Podkreślenia wymaga, iż Sąd Rejonowy zmienił opis zarzutu II a/o przyjmując, że R. W. zaświadczenie tylko podpisał i ostemplował. Miał jednak świadomość, że zaświadczenie to będzie użyte w banku przez potencjalnego kredytobiorcę. Jak logicznie argumentował sąd I instancji, przedmiotowe zaświadczenie było drukiem bankowym z logo (...) i wyraźną nazwą ,,zaświadczenie z zakładu pracy o zatrudnieniu i wysokości dochodów”. Podpisanie i ostemplowanie pieczątkami firmowymi takiego druku, choćby in blanco, przez osobę w pełni poczytalną, dojrzałą życiowo, z doświadczeniem w prowadzeniu działalności gospodarczej, jak też odpowiadającej w kończącym się wówczas procesie za czyny tego samego rodzaju ( odpis wyroku II K 238/05 z 2 marca 2010 r. k – 211 – 219, tom II ) nie może być ocenione inaczej, niż uczynił to sąd orzekający ( str. 14 uzasadnienia ).

Z tych powodów zarzuty apelacji obrońcy oskarżonego dotyczące naruszeń prawa procesowego – art. 4, 5 § 2, 7 k.p.k. - Sąd Okręgowy uznał za czysto polemiczne, na użytek obrony wersji prezentowanej przez oskarżonego.

Szerzej wypada odnieść się jedynie do zarzutu obrazy art. 5 § 2 k.p.k. w kontekście dowodu z opinii biegłego, jako dowodu istotnego dla rozstrzygnięcia.

Obrońca sugeruje, że sąd I instancji winien powziąć wątpliwości co do prawidłowości wniosków biegłego na tej tylko podstawie, że biegły badał podpisy częściowo czytelne. Zaprezentowany tok rozumowania jest nie do przyjęcia. Ogranicza się bowiem do apriorycznego zanegowania prawidłowości wniosku biegłego tylko w oparciu o fakt, iż badano częściowo czytelny podpis, bez żadnego odniesienia do argumentów wskazanych przez biegłego w opinii. Biegły zaś szczegółowo wskazał, jakiego rodzaju relacje ( zgodności ) pomiędzy podpisem dowodowym a porównawczym doprowadziły do wniosków końcowych ( str. 10 i 11 opinii ). W szczególności, obrońca pomija istotną okoliczność, iż biegły miał do dyspozycji oryginał zaświadczenia wystawionego S. K., w którym oskarżony autentyczności swojego podpisu nie kwestionował. Ten podpis spełniał więc role podwójną – dowodową i porównawczą zarazem.

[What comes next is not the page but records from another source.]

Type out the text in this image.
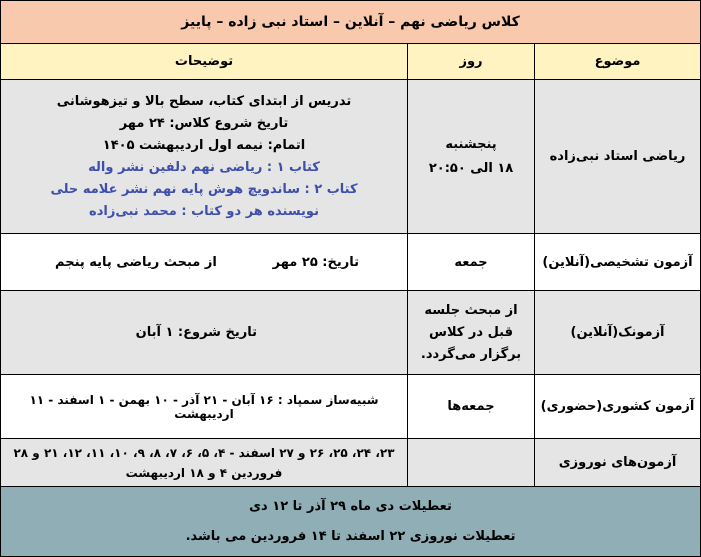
کلاس ریاضی نهم – آنلاین – استاد نبی زاده – پاییز
موضوع
روز
توضیحات
ریاضی استاد نبی‌زاده
پنجشنبه
۱۸ الی ۲۰:۵۰
تدریس از ابتدای کتاب، سطح بالا و تیزهوشانی
تاریخ شروع کلاس: ۲۴ مهر
اتمام: نیمه اول اردیبهشت ۱۴۰۵
کتاب ۱ : ریاضی نهم دلفین نشر واله
کتاب ۲ : ساندویچ هوش پایه نهم نشر علامه حلی
نویسنده هر دو کتاب : محمد نبی‌زاده
آزمون تشخیصی(آنلاین)
جمعه
تاریخ: ۲۵ مهر
از مبحث ریاضی پایه پنجم
آزمونک(آنلاین)
از مبحث جلسه
قبل در کلاس
برگزار می‌گردد.
تاریخ شروع: ۱ آبان
آزمون کشوری(حضوری)
جمعه‌ها
شبیه‌ساز سمپاد : ۱۶ آبان - ۲۱ آذر - ۱۰ بهمن - ۱ اسفند - ۱۱ اردیبهشت
آزمون‌های نوروزی
۲۳، ۲۴، ۲۵، ۲۶ و ۲۷ اسفند - ۴، ۵، ۶، ۷، ۸، ۹، ۱۰، ۱۱، ۱۲، ۲۱ و ۲۸
فروردین ۴ و ۱۸ اردیبهشت
تعطیلات دی ماه ۲۹ آذر تا ۱۲ دی
تعطیلات نوروزی ۲۲ اسفند تا ۱۴ فروردین می باشد.
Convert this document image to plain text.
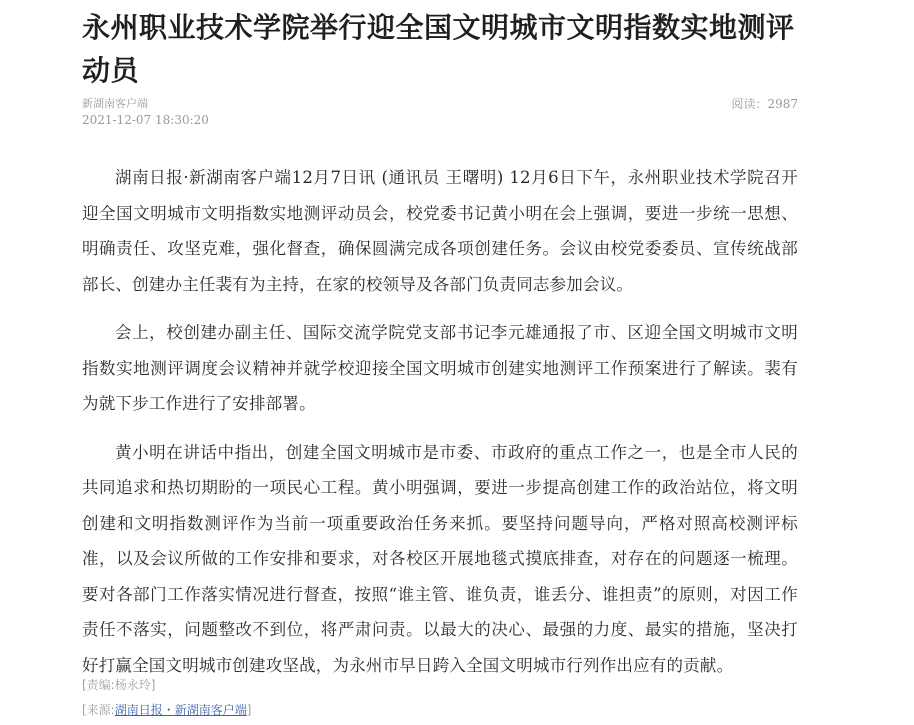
永州职业技术学院举行迎全国文明城市文明指数实地测评动员
新湖南客户端
2021-12-07 18:30:20
阅读：2987

湖南日报·新湖南客户端12月7日讯 (通讯员 王曙明) 12月6日下午，永州职业技术学院召开迎全国文明城市文明指数实地测评动员会，校党委书记黄小明在会上强调，要进一步统一思想、明确责任、攻坚克难，强化督查，确保圆满完成各项创建任务。会议由校党委委员、宣传统战部部长、创建办主任裴有为主持，在家的校领导及各部门负责同志参加会议。

会上，校创建办副主任、国际交流学院党支部书记李元雄通报了市、区迎全国文明城市文明指数实地测评调度会议精神并就学校迎接全国文明城市创建实地测评工作预案进行了解读。裴有为就下步工作进行了安排部署。

黄小明在讲话中指出，创建全国文明城市是市委、市政府的重点工作之一，也是全市人民的共同追求和热切期盼的一项民心工程。黄小明强调，要进一步提高创建工作的政治站位，将文明创建和文明指数测评作为当前一项重要政治任务来抓。要坚持问题导向，严格对照高校测评标准，以及会议所做的工作安排和要求，对各校区开展地毯式摸底排查，对存在的问题逐一梳理。要对各部门工作落实情况进行督查，按照“谁主管、谁负责，谁丢分、谁担责”的原则，对因工作责任不落实，问题整改不到位，将严肃问责。以最大的决心、最强的力度、最实的措施，坚决打好打赢全国文明城市创建攻坚战，为永州市早日跨入全国文明城市行列作出应有的贡献。

[责编:杨永玲]
[来源:湖南日报・新湖南客户端]
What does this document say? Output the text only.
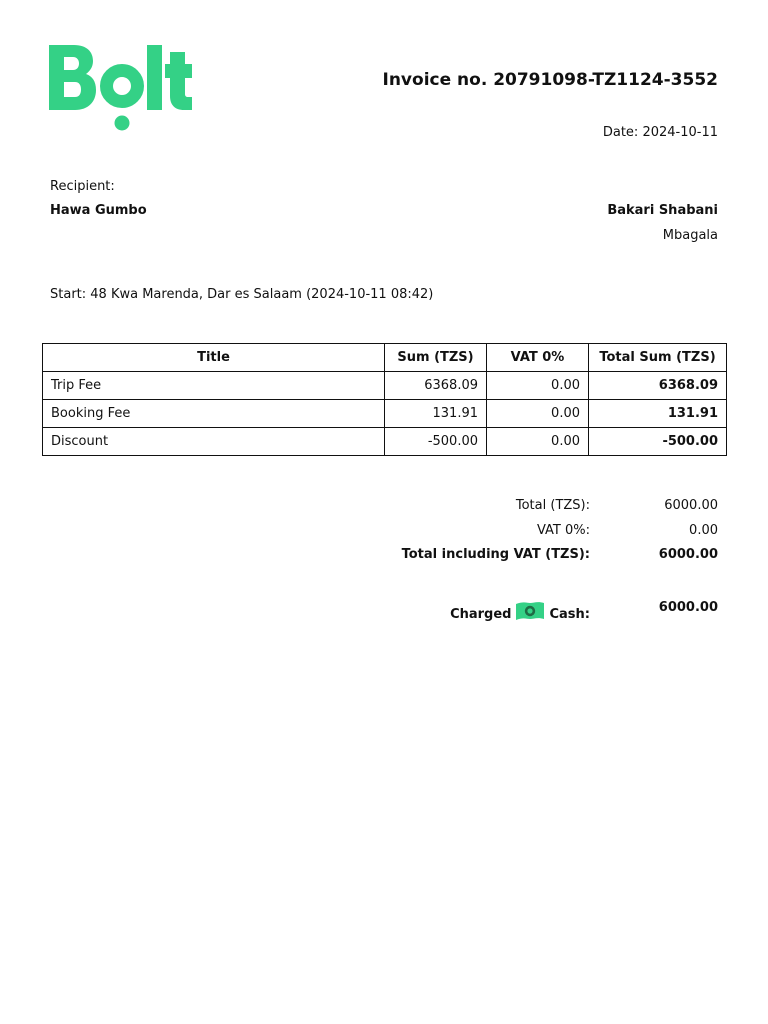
Invoice no. 20791098-TZ1124-3552
Date: 2024-10-11
Recipient:
Hawa Gumbo	Bakari Shabani
Mbagala
Start: 48 Kwa Marenda, Dar es Salaam (2024-10-11 08:42)
Title	Sum (TZS)	VAT 0%	Total Sum (TZS)
Trip Fee	6368.09	0.00	6368.09
Booking Fee	131.91	0.00	131.91
Discount	-500.00	0.00	-500.00
Total (TZS):	6000.00
VAT 0%:	0.00
Total including VAT (TZS):	6000.00
Charged	Cash:	6000.00
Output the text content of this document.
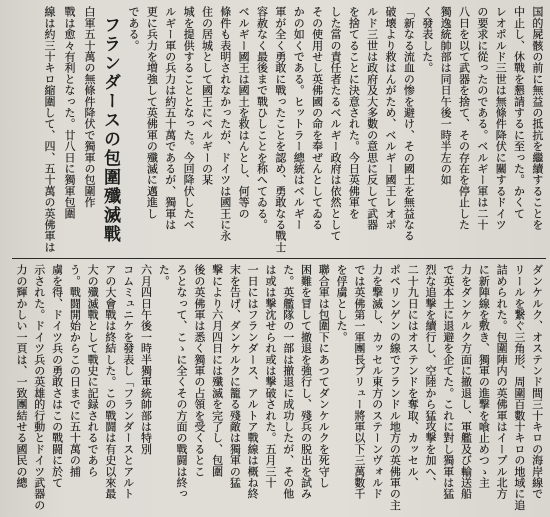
国的屍骸の前に無益の抵抗を繼續することを
中止し、休戰を懇請するに至った。かくて
レオポルド三世は無條件降伏に關するドイツ
の要求に從ったのである。ベルギー軍は二十
八日を以て武器を捨て、その存在を停止した
獨逸統帥部は同日午後一時半左の如
く發表した。
「新なる流血の惨を避け、その國土を無益なる
破壊より救はんがため、ベルギー國王レオポ
ルド三世は政府及大多數の意思に反して武器
を捨てることに決意された。今日英佛軍を
した當の責任者たるベルギー政府は依然として
その使用せし英佛國の命を奉ぜんとしてゐる
かの如くである。ヒットラー總統はベルギー
軍が全く勇敢に戰ったことを認め、勇敢なる戰士
容赦なく最後まで戰ひしことを称へてゐる。
ベルギー國王は國土を救はんとし、何等の
條件も表明されなかったが、ドイツは國王に永
住の居城として國王にベルギーの某
城を提供することとなった。今回降伏したベ
ルギー軍の兵力は約五十萬であるが、獨軍は
更に兵力を増強して英佛軍の殲滅に邁進し
である。
フランダースの包圍殲滅戰
白軍五十萬の無條件降伏で獨軍の包圍作
戰は愈々有利となった。廿八日に獨軍包圍
線は約三十キロ縮圍して、四、五十萬の英佛軍は
ダンケルク、オステンド間三十キロの海岸線で
リールを繋ぐ三角形、周圍百數十キロの地域に追
詰められた。包圍陣内の英佛軍はイープル北方
に新陣線を敷き、獨軍の進撃を喰止めつゝ主
力をダンケルク方面に撤退し、軍艦及び輸送船
で英本土に退避を企てた。これに對し獨軍は猛
烈な追撃を續行し、空陸から猛攻撃を加へ、
二十九日にはオステンドを奪取、カッセル、
ポペリンゲンの線でフランドル地方の英佛軍の主
力を撃滅し、カッセル東方のステーンヴォルド
では英佛第一軍團長プリュー將軍以下三萬數千
を俘虜とした。
聯合軍は包圍下にあつてダンケルクを死守し
困難を冒して撤退を強行し、殘兵の脱出を試み
た。英艦隊の一部は撤退に成功したが、その他
は或は撃沈せられ或は撃破された。五月三十
一日にはフランダース、アルトア戰線は概ね終
末を告げ、ダンケルクに籠る殘敵は獨軍の猛
撃により六月四日には殲滅を完了し、包圍
後の英佛軍は悉く獨軍の占領を受くるとこ
ろとなって、こゝに全くその方面の戰闘は終っ
た。
六月四日午後一時半獨軍統帥部は特別
コムミュニケを發表し「フランダースとアルト
アの大會戰は終結した。この戰闘は有史以來最
大の殲滅戰として戰史に記録されるであら
う。戰闘開始からこの日までに五十萬の捕
虜を得、ドイツ兵の勇敢さはこの戰闘に於て
示された。ドイツ兵の英雄的行動とドイツ武器の
力の輝かしい一頁は、一致團結せる國民の總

Na uwzględnienie nie zasługiwały zarzuty wymierzenia kary rażąco surowej.

Obrońca odnosi karę orzeczoną wobec R. W. do kar wymierzonych A. N. i S. K., nadto stwierdza, że istnieje wobec niego pozytywne prognoza na przyszłość, bo jeśli nie miał zamiaru popełnienia czynu zabronionego, to nie można przyjąć, że będzie nadal popełniał przestępstwa (str. 7 apelacji). Oskarżony, poza ,,życzeniowym” wnioskiem o złagodzenie kary pozbawienia wolności do 1 roku i warunkowe zawieszenie jej wykonania, nie wskazał w apelacji żadnych argumentów wskazujących na słuszność wymierzenia takiej a nie innej kary.

Do tak sformułowanych zarzutów trudno więc merytorycznie się ustosunkować.

Niezależnie od powyższego, Sąd Okręgowy z urzędu dostrzegł uchybienie, które należało uwzględnić a które ma wpływ na wymiar kary.

Sąd Rejonowy niezasadnie bowiem przyjął, że oskarżony w ramach pierwszego z przypisanych mu czynów działał w warunkach powrotu do przestępstwa ( art. 64 § 1 k.k. ). Sąd ustalił, iż oskarżony działał we wrześniu 2010 r., zaś podstawą recydywy jest wyrok Sądu Rejonowego w W. z dnia 2 marca 2010 r. sygn. II K 238/05, nie wziął jednak pod uwagę, że wyrok ten został zaskarżony i uprawomocnił się dopiero 30 września 2010 roku ( wyrok Sądu Okręgowego W. utrzymujący w mocy wyrok sądu I instancji, k - 286 ). Ta okoliczność uniemożliwia przyjęcie recydywy w zakresie czynu I. Dlatego Sąd Okręgowy wyeliminował z opisu czynu stosowny fragment, jak też art. 64 § 1 k.k. z podstawy prawnej skazania. Ponieważ działanie w warunkach recydywy stanowi okoliczność obciążającą, jej pominięcie skutkuje złagodzeniem kary. Sąd odwoławczy złagodził wymiar kary ( wymierzonej przy zastosowaniu art. 91 § 1 k.k. ) do 1 roku pozbawienia wolności. Przesłanek do zastosowania warunkowego zawieszenia wykonania kary pozbawienia wolności Sąd Okręgowy nie dostrzegł, takich przesłanek nie wskazano zresztą w apelacjach. Tym samym sąd podzielił stanowisko sądu orzekającego co do zasadności wymierzenia kary bezwzględnego pozbawienia wolności.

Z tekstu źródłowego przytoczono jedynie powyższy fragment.